I am starting learning complex analysis by myself. Here is the question I am trying to solve and its solution:
But I do not understand why the antiderivative contains 2? and why we require the condition that "any simple closed curve does not pass through the origin" ?

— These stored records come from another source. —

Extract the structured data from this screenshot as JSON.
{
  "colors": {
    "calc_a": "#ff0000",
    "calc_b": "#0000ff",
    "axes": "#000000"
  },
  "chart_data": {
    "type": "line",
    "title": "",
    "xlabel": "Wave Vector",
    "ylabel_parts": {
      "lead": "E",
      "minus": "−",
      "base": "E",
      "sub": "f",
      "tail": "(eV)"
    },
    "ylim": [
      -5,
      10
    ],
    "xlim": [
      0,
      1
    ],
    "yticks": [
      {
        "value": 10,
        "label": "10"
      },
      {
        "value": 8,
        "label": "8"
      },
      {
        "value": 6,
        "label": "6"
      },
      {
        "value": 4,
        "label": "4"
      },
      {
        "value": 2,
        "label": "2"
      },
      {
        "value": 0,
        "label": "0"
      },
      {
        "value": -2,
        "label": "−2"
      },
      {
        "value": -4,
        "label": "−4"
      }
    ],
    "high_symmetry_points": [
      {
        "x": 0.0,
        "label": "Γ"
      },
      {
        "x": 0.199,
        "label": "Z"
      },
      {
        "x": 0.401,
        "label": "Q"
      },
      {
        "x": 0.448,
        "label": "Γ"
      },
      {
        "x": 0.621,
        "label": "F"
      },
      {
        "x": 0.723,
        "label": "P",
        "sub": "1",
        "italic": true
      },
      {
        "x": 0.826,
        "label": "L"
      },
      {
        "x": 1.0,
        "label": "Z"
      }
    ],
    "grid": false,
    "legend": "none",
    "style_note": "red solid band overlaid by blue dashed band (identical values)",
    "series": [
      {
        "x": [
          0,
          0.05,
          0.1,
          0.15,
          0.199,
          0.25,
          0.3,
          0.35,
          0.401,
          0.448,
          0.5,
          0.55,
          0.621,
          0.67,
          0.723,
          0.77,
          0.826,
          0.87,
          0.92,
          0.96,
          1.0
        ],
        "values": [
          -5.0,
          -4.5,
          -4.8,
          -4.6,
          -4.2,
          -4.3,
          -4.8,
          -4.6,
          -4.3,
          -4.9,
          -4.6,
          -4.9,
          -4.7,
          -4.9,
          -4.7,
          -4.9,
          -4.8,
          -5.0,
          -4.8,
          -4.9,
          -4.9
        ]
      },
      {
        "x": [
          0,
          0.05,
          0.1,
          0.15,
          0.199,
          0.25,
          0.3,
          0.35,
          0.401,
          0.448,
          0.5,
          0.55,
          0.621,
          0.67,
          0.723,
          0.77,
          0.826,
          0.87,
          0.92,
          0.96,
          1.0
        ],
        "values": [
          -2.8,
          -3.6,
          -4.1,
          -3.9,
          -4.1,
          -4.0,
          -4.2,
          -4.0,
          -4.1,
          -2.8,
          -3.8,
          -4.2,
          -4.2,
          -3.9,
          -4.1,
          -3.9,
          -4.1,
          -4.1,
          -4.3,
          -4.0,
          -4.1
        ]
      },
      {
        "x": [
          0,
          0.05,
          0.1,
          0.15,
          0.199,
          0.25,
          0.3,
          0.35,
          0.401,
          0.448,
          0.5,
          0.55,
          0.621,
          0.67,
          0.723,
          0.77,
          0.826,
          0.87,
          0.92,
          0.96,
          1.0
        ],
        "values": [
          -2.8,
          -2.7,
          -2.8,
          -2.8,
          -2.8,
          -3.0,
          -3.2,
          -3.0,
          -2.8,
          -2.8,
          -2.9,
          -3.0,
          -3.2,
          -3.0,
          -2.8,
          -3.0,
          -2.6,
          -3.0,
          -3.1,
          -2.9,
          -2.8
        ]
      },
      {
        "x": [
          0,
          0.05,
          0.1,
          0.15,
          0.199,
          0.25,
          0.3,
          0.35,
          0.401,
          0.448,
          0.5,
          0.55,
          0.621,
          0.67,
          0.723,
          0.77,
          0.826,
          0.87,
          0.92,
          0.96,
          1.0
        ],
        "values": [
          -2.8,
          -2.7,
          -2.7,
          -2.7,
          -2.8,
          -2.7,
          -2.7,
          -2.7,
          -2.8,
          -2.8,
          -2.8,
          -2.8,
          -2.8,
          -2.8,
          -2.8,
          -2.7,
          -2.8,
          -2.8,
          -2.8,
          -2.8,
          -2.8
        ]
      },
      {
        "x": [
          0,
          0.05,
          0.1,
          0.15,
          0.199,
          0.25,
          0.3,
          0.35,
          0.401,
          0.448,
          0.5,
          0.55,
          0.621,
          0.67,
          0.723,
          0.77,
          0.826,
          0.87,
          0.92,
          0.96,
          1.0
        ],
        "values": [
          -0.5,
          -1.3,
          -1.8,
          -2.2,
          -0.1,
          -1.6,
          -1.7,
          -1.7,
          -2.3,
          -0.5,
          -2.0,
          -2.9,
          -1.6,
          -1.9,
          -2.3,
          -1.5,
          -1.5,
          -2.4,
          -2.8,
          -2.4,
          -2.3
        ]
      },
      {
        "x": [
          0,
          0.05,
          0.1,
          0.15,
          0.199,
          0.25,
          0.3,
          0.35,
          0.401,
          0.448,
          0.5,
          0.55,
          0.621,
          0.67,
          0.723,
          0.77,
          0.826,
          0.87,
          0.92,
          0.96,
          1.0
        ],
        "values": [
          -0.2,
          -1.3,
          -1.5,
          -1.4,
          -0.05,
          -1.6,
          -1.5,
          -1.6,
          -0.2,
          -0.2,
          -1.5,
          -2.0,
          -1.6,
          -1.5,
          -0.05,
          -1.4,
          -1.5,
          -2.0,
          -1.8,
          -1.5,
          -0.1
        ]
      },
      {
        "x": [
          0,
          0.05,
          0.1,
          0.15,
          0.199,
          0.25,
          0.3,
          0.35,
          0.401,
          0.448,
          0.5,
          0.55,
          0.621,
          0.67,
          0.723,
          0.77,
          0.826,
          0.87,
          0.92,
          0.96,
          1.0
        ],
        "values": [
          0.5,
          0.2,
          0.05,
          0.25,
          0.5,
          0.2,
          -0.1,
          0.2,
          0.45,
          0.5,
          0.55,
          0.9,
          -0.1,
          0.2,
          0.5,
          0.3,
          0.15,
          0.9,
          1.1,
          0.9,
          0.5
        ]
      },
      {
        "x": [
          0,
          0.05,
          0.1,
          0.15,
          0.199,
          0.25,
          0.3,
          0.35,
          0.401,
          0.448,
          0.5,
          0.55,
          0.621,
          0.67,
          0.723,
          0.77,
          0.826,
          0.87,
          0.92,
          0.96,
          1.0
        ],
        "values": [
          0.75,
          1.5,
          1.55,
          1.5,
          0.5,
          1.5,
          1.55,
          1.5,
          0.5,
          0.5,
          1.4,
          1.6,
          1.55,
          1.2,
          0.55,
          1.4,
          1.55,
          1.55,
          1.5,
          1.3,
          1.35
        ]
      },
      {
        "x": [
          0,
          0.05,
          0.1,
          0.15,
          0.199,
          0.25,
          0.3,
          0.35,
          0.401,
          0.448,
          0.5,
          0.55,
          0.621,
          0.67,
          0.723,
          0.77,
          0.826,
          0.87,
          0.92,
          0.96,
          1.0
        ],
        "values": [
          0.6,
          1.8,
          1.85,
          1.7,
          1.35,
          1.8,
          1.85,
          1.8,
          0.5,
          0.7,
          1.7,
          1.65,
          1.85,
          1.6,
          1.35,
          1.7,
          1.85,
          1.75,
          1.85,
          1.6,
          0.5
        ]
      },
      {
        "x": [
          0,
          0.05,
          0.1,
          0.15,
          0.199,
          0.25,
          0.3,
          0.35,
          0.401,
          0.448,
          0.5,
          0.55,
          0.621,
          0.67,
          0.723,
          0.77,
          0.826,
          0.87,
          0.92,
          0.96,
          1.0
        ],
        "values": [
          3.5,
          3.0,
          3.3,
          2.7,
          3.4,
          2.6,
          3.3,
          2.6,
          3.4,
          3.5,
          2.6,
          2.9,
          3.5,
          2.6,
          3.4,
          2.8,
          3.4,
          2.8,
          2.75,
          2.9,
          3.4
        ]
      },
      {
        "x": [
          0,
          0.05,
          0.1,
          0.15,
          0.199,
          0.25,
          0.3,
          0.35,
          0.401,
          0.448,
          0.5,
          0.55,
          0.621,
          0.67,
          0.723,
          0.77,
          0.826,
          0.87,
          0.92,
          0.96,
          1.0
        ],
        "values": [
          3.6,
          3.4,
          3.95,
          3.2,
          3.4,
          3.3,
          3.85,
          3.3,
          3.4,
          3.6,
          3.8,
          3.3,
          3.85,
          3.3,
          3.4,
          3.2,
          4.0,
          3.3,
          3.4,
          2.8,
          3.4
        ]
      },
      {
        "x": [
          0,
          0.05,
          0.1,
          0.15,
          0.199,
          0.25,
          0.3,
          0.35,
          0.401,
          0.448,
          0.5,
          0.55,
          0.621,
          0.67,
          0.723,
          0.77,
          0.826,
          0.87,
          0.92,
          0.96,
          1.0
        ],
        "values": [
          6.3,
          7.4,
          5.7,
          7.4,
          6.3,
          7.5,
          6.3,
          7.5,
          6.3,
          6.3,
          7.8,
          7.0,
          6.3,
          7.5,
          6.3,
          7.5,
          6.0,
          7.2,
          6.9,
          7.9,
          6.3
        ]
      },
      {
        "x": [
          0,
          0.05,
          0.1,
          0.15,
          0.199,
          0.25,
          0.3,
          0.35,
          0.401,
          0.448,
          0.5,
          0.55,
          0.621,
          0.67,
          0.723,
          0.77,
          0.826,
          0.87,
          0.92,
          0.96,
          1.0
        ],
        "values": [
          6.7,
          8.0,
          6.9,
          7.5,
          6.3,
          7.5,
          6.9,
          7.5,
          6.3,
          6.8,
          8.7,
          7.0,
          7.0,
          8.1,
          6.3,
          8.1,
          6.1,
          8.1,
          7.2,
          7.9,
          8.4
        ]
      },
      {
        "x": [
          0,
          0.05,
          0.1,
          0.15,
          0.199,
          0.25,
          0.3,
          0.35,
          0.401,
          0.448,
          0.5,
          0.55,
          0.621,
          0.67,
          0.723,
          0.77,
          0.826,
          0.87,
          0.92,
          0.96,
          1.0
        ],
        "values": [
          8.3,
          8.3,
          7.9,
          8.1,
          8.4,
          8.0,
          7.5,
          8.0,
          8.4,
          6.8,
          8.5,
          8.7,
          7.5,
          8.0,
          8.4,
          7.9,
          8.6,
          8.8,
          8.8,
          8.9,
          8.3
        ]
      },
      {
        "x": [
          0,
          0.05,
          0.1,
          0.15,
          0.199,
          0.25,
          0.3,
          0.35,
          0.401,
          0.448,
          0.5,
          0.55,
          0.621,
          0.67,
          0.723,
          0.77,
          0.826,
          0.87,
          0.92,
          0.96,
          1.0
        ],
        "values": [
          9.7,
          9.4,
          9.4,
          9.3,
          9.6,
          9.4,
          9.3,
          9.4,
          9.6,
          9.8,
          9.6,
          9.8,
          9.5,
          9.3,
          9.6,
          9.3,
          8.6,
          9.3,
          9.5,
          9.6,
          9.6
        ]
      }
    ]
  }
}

Could someone explain this to me please?
The $2$ is a mistake: the antiderivative is just $-1/z$. The curve should not pass through the origin because $z=0$ is a singularity of $1/z^k$.
EDIT: Here is my solution to the question.
$$(z-w)^{2m} = \sum_{j=0}^{2m} {2m \choose j} z^j (-w)^{2m-j} $$ so by the Residue Theorem, if $C$ is a positively-oriented circle about the origin, and $2m \ge n-1$, $$ \eqalign{0 &= \frac{1}{2\pi i}\oint_C f(z) (z-w)^{2m} \; dz = \sum_{k=1}^n \frac{c_k}{2\pi i}\oint_C z^{-k} (z-w)^{2m} \; dz\cr &= \sum_{k=1}^n c_k {2m \choose k-1} (-w)^{2m-k+1}} $$ This is a polynomial in $w$ that is identically $0$, so its coefficients are all identically $0$, i.e. all $c_k = 0$.